I am using all default configs (input of static RGB image and Proprio data only). I started getting NaN values that crash the training in epoch 3 (and once in epoch 9). Restarting from the prior epoch never helps. I always have to start training from scratch. I tried debugging this but could not figure it out. Has anyone run into this issue before?

ValueError: Expected parameter loc (Tensor of shape (32, 256)) of distribution Normal(loc: torch.Size([32, 256]), scale: torch.Size([32, 256])) to satisfy the constraint Real(), but found invalid values:

File "/---/calvin/calvin_models/calvin_agent/models/mcil.py", line 278, in training_step
    kl, act_loss, mod_loss, pp_dist, pr_dist = self.lmp_train(
  File "/---/calvin/calvin_models/calvin_agent/models/mcil.py", line 134, in lmp_train
    pr_dist = self.plan_recognition(perceptual_emb)  # (batch, 256) each
  File "/---/calvin/calvin_models/calvin_agent/models/plan_encoders/plan_recognition_net.py", line 58, in __call__
    pr_dist = Independent(Normal(mean, std), 1)

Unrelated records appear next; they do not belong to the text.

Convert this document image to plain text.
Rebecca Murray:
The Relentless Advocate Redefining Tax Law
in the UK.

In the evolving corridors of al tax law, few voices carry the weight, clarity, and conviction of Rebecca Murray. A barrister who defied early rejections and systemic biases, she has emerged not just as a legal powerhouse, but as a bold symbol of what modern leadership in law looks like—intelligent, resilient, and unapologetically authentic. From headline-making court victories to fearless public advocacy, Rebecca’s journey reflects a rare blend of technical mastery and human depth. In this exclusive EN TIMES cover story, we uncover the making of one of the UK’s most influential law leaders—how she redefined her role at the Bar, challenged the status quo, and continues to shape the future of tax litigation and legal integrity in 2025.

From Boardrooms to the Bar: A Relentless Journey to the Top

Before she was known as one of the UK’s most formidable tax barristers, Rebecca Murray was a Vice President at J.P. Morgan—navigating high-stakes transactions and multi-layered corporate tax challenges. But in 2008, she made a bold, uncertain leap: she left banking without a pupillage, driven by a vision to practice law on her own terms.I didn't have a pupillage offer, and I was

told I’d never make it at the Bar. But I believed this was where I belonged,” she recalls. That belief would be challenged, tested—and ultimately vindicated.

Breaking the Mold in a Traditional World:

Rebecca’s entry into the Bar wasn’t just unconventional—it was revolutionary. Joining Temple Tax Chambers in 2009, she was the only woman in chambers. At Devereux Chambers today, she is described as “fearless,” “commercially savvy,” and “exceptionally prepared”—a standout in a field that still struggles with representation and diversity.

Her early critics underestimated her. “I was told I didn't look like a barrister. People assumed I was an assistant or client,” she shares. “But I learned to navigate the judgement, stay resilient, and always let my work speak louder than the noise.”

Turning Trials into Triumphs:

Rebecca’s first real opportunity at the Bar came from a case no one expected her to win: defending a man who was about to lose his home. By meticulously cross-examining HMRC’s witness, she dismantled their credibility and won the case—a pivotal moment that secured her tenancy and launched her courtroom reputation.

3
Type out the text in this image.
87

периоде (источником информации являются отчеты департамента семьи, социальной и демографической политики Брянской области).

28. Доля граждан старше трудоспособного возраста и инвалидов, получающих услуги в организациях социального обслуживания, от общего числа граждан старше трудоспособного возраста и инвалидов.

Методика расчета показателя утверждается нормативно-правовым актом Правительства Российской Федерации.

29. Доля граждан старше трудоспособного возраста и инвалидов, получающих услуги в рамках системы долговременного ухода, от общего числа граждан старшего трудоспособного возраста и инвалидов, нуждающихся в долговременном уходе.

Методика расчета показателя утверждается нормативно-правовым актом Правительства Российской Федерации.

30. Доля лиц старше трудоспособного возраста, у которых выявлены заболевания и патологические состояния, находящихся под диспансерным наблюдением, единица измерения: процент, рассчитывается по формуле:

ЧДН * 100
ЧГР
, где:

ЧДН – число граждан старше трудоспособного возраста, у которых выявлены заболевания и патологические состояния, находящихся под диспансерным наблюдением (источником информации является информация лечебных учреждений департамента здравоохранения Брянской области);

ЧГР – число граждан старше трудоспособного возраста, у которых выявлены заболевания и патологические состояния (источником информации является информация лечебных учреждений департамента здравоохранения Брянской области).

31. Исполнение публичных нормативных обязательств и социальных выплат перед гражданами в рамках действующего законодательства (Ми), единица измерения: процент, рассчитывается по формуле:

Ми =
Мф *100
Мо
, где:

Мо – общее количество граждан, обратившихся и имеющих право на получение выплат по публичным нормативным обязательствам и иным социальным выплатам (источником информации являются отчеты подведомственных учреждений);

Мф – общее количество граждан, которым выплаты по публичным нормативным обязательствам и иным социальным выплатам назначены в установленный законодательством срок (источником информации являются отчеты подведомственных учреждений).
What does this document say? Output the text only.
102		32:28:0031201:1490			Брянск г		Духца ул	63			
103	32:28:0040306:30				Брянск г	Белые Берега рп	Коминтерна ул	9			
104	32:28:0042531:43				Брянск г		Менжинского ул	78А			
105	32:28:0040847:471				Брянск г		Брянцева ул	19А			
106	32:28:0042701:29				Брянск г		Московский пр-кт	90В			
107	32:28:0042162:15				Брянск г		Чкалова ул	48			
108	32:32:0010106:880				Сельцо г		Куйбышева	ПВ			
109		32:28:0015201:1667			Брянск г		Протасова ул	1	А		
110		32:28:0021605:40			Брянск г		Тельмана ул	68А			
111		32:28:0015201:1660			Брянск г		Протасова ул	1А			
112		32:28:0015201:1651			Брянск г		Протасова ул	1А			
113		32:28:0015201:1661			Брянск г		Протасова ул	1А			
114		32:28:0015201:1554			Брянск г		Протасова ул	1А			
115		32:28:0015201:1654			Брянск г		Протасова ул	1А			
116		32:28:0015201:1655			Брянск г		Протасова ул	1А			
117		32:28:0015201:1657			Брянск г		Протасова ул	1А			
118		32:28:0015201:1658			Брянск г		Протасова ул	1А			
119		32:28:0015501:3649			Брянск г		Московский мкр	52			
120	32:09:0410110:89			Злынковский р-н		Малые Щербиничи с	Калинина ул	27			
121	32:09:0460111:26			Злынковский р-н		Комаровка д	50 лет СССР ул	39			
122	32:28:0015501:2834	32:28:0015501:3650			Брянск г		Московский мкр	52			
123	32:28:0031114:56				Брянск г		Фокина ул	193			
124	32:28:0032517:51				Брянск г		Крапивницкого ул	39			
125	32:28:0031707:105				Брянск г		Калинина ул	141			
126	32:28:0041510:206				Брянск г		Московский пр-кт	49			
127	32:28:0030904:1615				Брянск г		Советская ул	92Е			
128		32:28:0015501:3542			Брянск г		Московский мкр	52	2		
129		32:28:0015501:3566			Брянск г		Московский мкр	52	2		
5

hmm that's is weird, what batch size are you using? Are you using the same hyperparams and GPU settings?
We used Pytorch Lightnings DDP implementation to scale our training to 8x NVIDIA GPUs with 12GB memory each. Thus, as each GPU receives a batch of 64 sequences (32 language + 32 vision), the effective batch size is 512 for all our experiments. If you have a different batch size, you might need to tune your learning rate to stabilize your train.